Dus als u mocht willen gaan, ga dan samen met iemand die vooralsnog moeilijk te bereiken is met het Woord, maar wel belangstelling heeft voor wat u gelooft. De film vraagt namelijk wel om uitleg, omdat er veel verwijzingen in zitten die alleen begrepen worden door iemand die de Bijbel kent.
Als u zelf grote moeite hebt om een bioscoop te betreden, laat het dan na, maar wees erop bedacht dat mensen in uw omgeving de film gezien hebben en u misschien vragen stellen.
Mocht u iemand op een andere manier in aanraking kunnen brengen met het Woord, doe dat dan vooral. Het gaat ons er niet om reclame te maken voor deze film of om nog meer discussie te genereren dan er al heeft plaatsgevonden. Echter, voorzover wij weten is dit de eerste publieksfilm in Nederland die een uitdrukkelijk missionaire doelstelling heeft.

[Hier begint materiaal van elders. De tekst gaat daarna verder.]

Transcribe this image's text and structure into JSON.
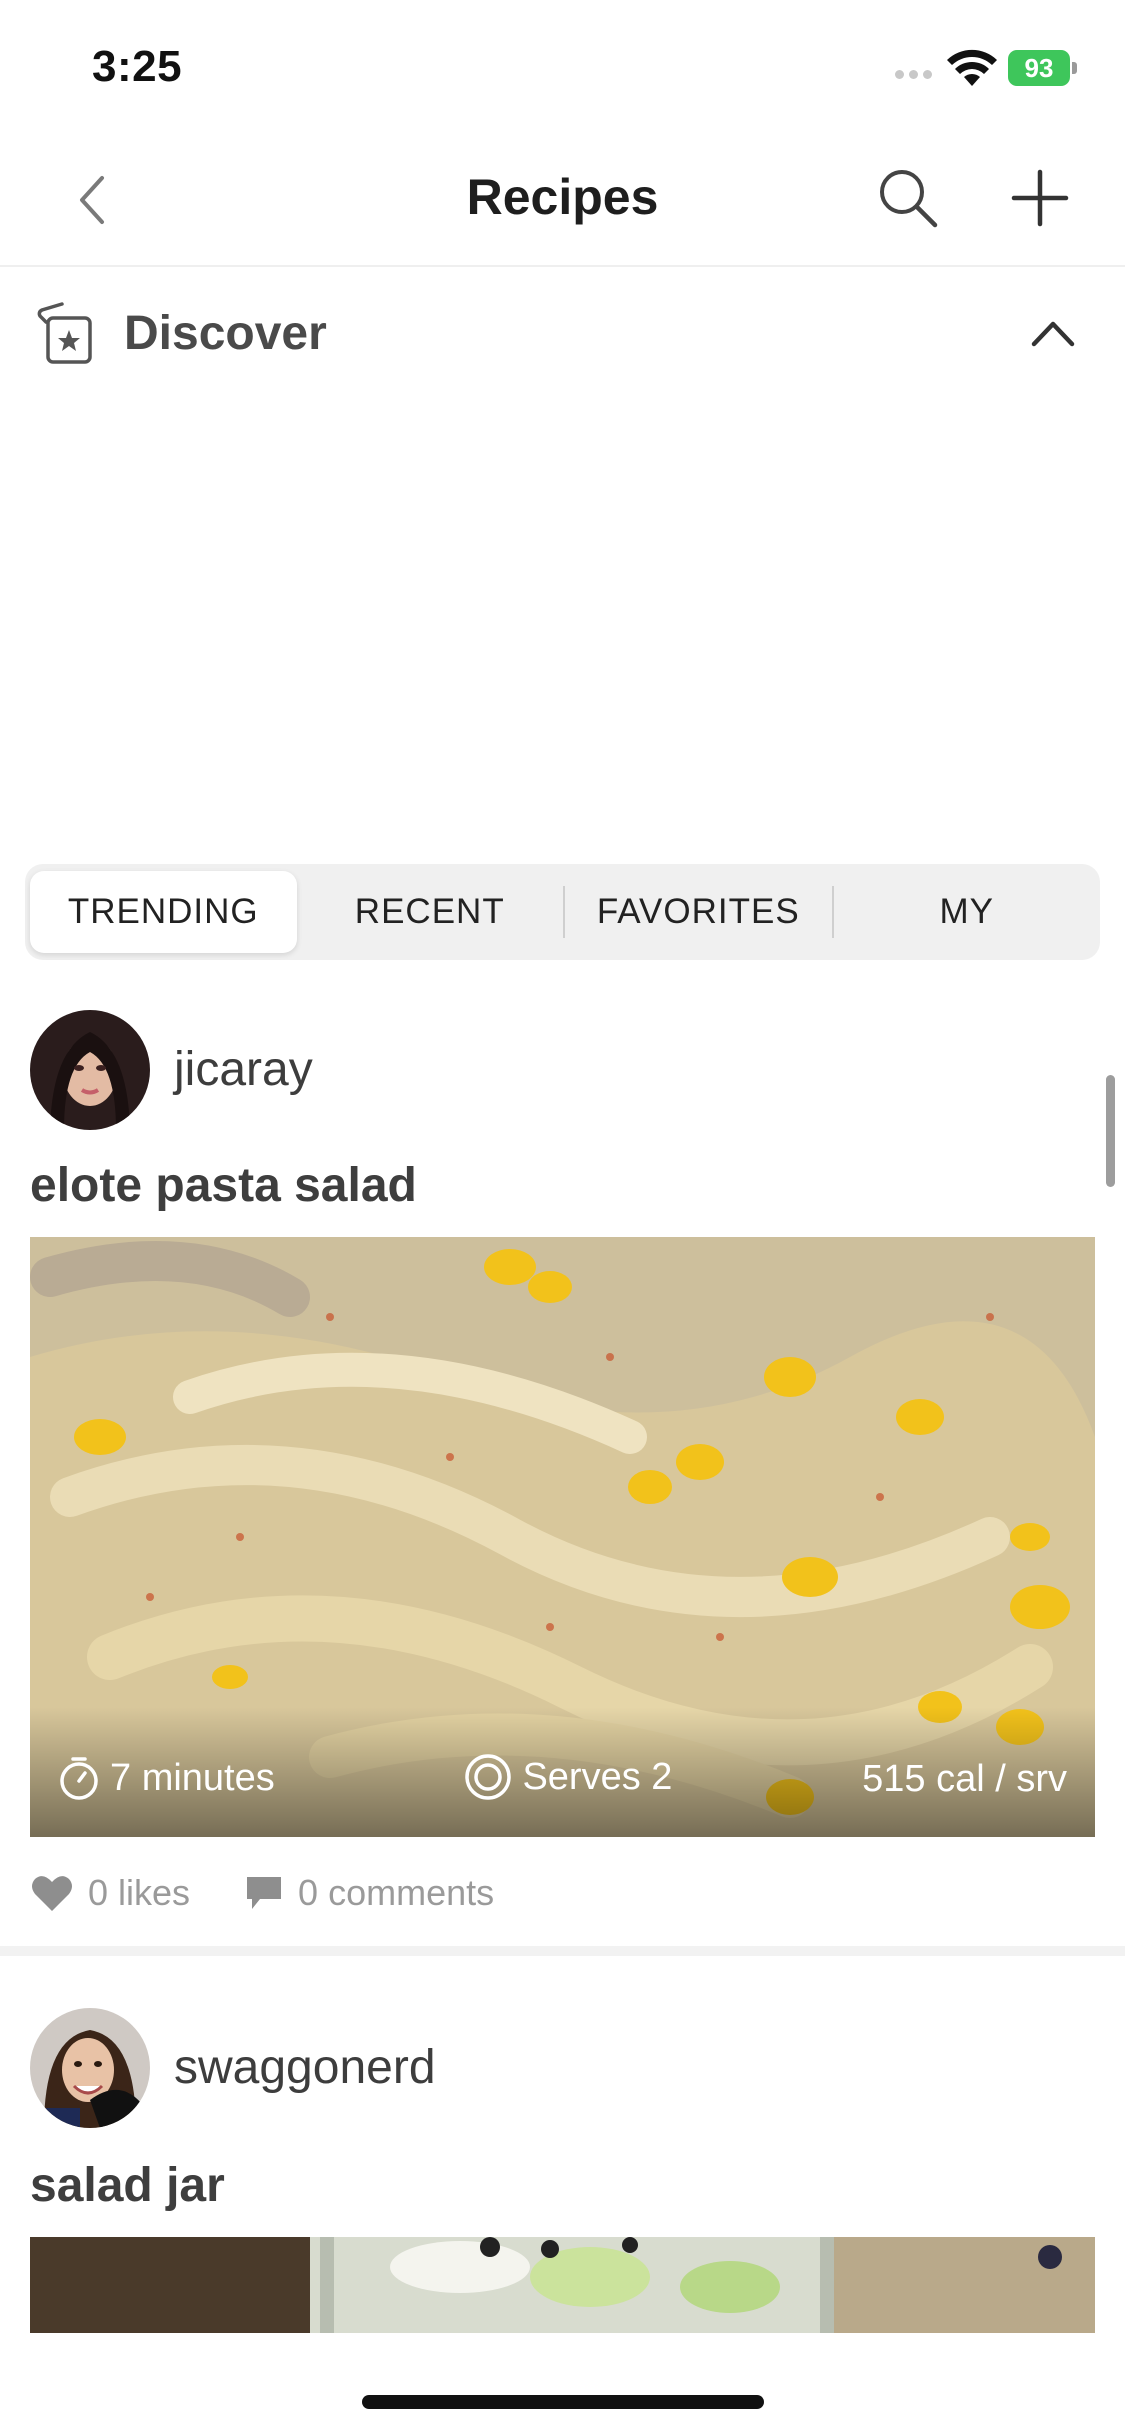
{
  "status_bar": {
    "time": "3:25",
    "battery": "93"
  },
  "nav": {
    "title": "Recipes"
  },
  "discover": {
    "label": "Discover"
  },
  "tabs": [
    {
      "label": "TRENDING",
      "active": true
    },
    {
      "label": "RECENT",
      "active": false
    },
    {
      "label": "FAVORITES",
      "active": false
    },
    {
      "label": "MY",
      "active": false
    }
  ],
  "posts": [
    {
      "username": "jicaray",
      "title": "elote pasta salad",
      "time": "7 minutes",
      "serves": "Serves 2",
      "calories": "515 cal / srv",
      "likes": "0 likes",
      "comments": "0 comments"
    },
    {
      "username": "swaggonerd",
      "title": "salad jar"
    }
  ],
  "colors": {
    "battery": "#3ec65b",
    "active_tab_bg": "#ffffff",
    "segment_bg": "#f0f0f0"
  }
}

We hoeven niet alles goed te keuren wat Mel Gibson zegt of doet, om de integriteit van zijn bedoelingen met deze film te onderkennen. Voor het geld hoeft hij het niet te doen en er zijn gemakkelijker films om geld mee te verdienen. Daarom zouden wij de film graag enig krediet willen geven. Laten wij bidden voor mensen die de film gaan bekijken en de Heere vragen of Hij hen wil leiden tot Zijn Woord.
De auteurs zijn binnen de Christelijke Gereformeerde Kerken respectievelijk secretaris diaconaat en zending (landelijk dienstenbureau) en evangelisatieconsulent.